In DDR3 the DQS is sourced by each memory device in order to account for the additional delay from the fly-by topology. The number of DQS signals is thus larger in the DDR3 implementation that the DDR2 version. Again, if the additional pins are not a big issue it will help with the migration to DDR3 to implement the additional DQS signals in the DDR2 implementation.
3.1.2 Reset
The Reset pin present in DDR3 would be easy to add to DDR2. The pin wouldn’t do anything in the DDR2 implementation, but including it would insure that the pin is available when its time to migrate to DDR3.
3.2 Memory Controller Issues
Other aspects of the DDR2 to DDR3 migration will require some impact to the memory controller. If the DDR2 memory controller is designed with some of these issues in mind it can simplify the process considerably. Some of the most important issues are the output drivers, DLLs for write launch, and Read Leveling.
3.2.1 Output Drivers
The DDR2 standard calls for 1.8V SSTL IOs. DDR3 calls for 1.5V SSTL IOs. It may be difficult to find an IO buffer that can support both standards. It might require a programmable IO, similar to those found on FPGAs, to support both standards. A change in IO buffers would require a spin of the chip driving the DDR3 memory, but perhaps a metal mask option could be used to make this change less expensive.

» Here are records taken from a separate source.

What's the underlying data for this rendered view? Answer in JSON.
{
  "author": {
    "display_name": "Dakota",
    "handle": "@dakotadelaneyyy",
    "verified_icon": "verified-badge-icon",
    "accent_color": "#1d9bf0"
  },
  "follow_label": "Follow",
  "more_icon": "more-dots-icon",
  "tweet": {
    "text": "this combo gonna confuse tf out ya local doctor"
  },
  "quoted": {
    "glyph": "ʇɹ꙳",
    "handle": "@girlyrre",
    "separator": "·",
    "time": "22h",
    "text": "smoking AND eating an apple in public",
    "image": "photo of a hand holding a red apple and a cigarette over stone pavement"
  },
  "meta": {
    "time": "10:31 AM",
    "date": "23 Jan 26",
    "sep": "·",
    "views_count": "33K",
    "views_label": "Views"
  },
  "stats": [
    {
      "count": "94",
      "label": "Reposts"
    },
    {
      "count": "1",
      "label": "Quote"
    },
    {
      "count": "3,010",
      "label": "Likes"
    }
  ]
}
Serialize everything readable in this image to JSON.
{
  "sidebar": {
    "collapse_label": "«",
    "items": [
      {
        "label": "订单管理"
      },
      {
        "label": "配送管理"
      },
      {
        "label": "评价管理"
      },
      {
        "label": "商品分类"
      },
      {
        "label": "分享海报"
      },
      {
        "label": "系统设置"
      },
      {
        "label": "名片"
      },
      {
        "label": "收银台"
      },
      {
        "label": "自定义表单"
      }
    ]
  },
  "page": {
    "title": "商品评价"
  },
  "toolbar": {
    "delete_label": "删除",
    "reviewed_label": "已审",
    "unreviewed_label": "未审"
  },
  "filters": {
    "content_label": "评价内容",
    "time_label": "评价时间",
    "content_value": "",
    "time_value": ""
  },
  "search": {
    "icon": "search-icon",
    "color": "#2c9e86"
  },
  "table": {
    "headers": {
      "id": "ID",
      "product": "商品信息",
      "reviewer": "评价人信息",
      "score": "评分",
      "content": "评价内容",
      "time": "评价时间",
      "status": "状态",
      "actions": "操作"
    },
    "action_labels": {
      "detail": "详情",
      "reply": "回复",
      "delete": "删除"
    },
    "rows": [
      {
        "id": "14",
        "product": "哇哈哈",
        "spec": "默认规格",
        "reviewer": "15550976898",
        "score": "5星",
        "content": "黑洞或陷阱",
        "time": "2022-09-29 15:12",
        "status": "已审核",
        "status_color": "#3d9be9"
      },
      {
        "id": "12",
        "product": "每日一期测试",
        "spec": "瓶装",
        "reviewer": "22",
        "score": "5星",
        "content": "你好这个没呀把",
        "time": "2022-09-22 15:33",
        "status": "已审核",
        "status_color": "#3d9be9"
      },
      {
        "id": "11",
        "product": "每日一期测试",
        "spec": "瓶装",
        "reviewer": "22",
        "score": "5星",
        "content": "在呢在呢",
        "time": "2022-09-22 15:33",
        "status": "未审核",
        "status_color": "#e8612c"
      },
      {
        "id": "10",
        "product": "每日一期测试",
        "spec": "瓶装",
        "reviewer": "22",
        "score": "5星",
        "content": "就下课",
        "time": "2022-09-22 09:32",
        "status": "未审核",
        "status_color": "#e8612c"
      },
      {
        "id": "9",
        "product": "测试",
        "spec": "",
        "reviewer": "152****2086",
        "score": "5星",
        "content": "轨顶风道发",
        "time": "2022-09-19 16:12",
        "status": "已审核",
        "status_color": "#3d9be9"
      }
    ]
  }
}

3.2.2 DLLs for Write Launch
Typical DDR2 memory controllers can get away with one DLL for several data outputs. In DDR3, due to the fly-by topology, it will be more usual to see a DDL for every 8- bits or so. This would require a larger number of DLL to be included in the DDR2 design in order to provide the resources required for the DDR3 migration. A digital DLL implementation can be very compact in die size and can minimize the overhead associated with the DDR3 requirement.
3.2.3 Read Leveling
Typical DDR2 memory controllers use an extra pair of IO pins to calibrate the controller read timing. These pins are used to help adjust the incoming data with respect to the strobe. Other controllers use a training sequence by writing and reading data from memory and adjusting the strobe to optimize the data capture point. In DDR3 the Read Leveling feature is used to do this and requires no additional pins. If the memory controller can be designed to include the Read Leveling feature, even if not use din DDR2, it would help with DDR3 migration.
4.0 Conclusion
DDR3 offers a substantial performance improvement over previous DDR2 memory systems. New DDR3 features, all transparently implemented in the memory controller, improve the signal integrity characteristics of DDR3 designs so that higher performance is achieved without an undue burden for the system designer. If proper consideration is given to any new DDR2 memory design, it can be a relatively easy upgrade to support DDR3 in the next generation design. This paper identified the key differences between DDR2 and DDR3 and illustrated some of the key issues that need to be addressed to easy migration to DDR3.
Author(s) Biography
Raj Mahajan has more than 10 years of experience architecting, designing, and verifying memory access solutions for advanced ASICs for a variety of target markets. He started his career at Intel Corp, where he architected and designed advanced render cache controllers that shipped hundreds of millions of units in several generations of graphics-enabled PC chipsets. Following that he held a lead design position at 2Wire, Inc., a successful start-up addressing the residential broadband access market, where he led the integration and verification of their flagship SoC, which shipped first silicon. At startup Ingot Systems he led the architecture, design, and verification of subsidiary MemCore Inc.'s flagship memory controller, leading to the successful sale of the company to Virage Logic in 2007. He continues his work leading the development of this IP, branded as "IntelliDDR", at Virage Logic.